Opening with quite a visual (a beach completely littered with the carcasses of giant squid), we’re thrown into a tale of a mysterious, 30+ year-old lost science vessel that has resurfaced off the coast of an uninhabited atoll, its distress beacon sudden active after decades dormant. A ragtag group of seamen and researchers come together to find just what happened to the ship, her crew, and why exactly, after all these decades, it suddenly reappears.
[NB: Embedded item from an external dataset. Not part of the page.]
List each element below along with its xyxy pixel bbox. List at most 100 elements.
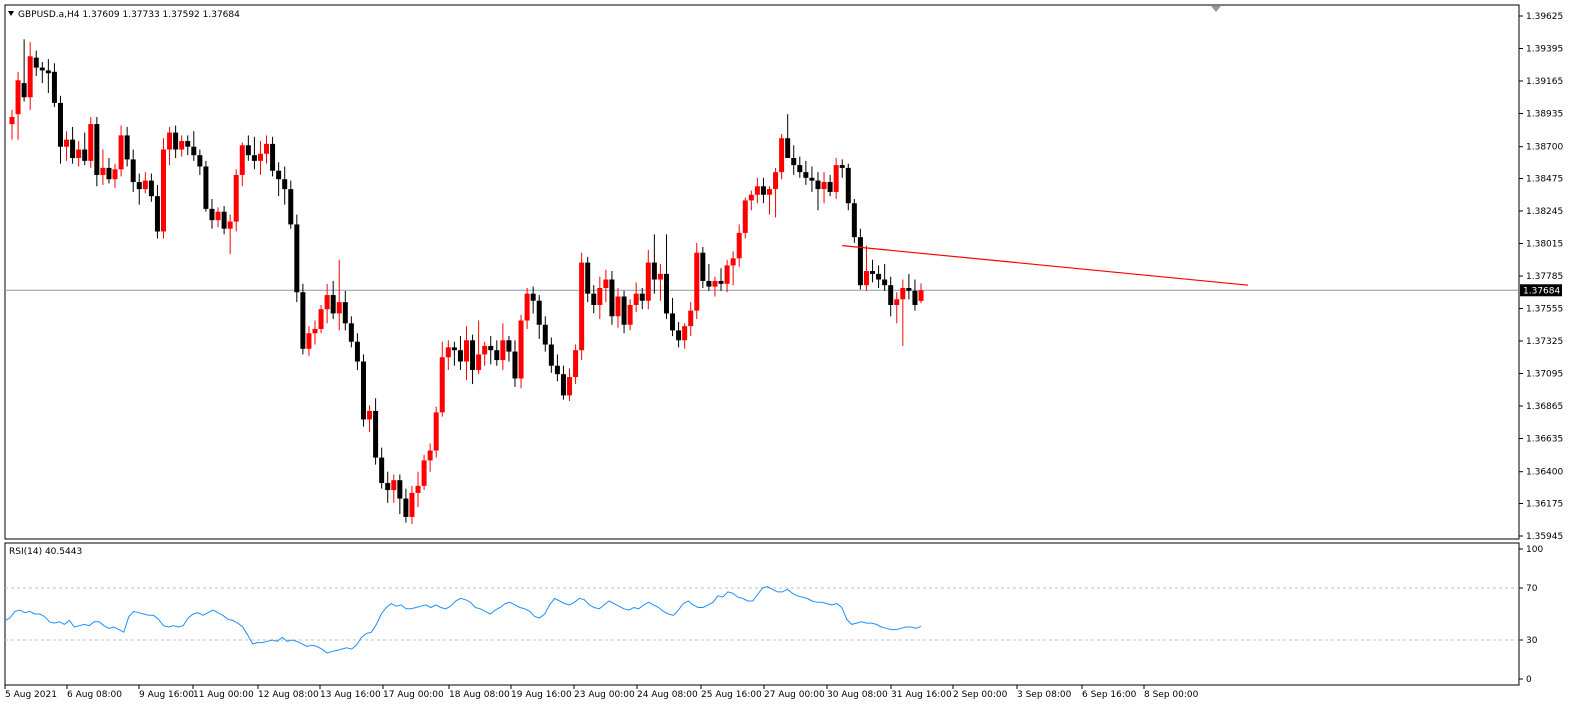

Artist Stuart Immonen continues what has become the Joe Hill style of comics creation: thick, expressive lines, and moody use of shadows and darkness within the panel. Immonen seems to have fallen in line with the other artists that cover the gamut of Hill’s contributions (I’m reading also Basketful Of Heads, and the Dollhouse Family), and while each book features a different artist, they all feel both appropriate to Hill’s prose, and yet interchangeable. Nothing particularly pops about the art for these titles, yet the strength lies in the atmosphere being concocted, and the strength of Hill’s detail to writing his characters.
As it is, this issue was a bit too expository, long stretches of describing “the thing we need to get/do” and characters talking about their relationship to each other, rather than us seeing their relationships to each other. As it stands, this is a solid premiere issue, and definitely establishes enough mystery and potential terror to keep a subscription going, and to be a great addition to the Hill House brand of horror titles. Exposition aside, and a uniformity in the art shouldn’t deter readers from keeping an eye out for Hill’s continued contributions to the comics industry. 3.75/5 Bibles.
So… that was one of the most fun picture books I’ve ever flipped through. Matthew Wilson‘s colors in this Giant-Size edition of the X-Men comic were beautiful and blended each frame with ease. No dialogue was order for most of the story, but somehow, I knew what that were “saying” to each other. Then, then there was dialogue, it was quite a bomb.
As a fan of the X-men in the early 90s, it is still strange, but also exhilarating to see once bitter enemies, Jean Grey and Emma Frost, working together. There’s one great frame that encapsulates that duality, perfectly, as Emma takes a swig from flask with a glare of disapproval from Jean. I will admit that I do not know who the Children of the Vault are, but I am intrigued to know more about them after this. In the end, I very much enjoyed this treat for the eyes. 3.5/5 Bibles.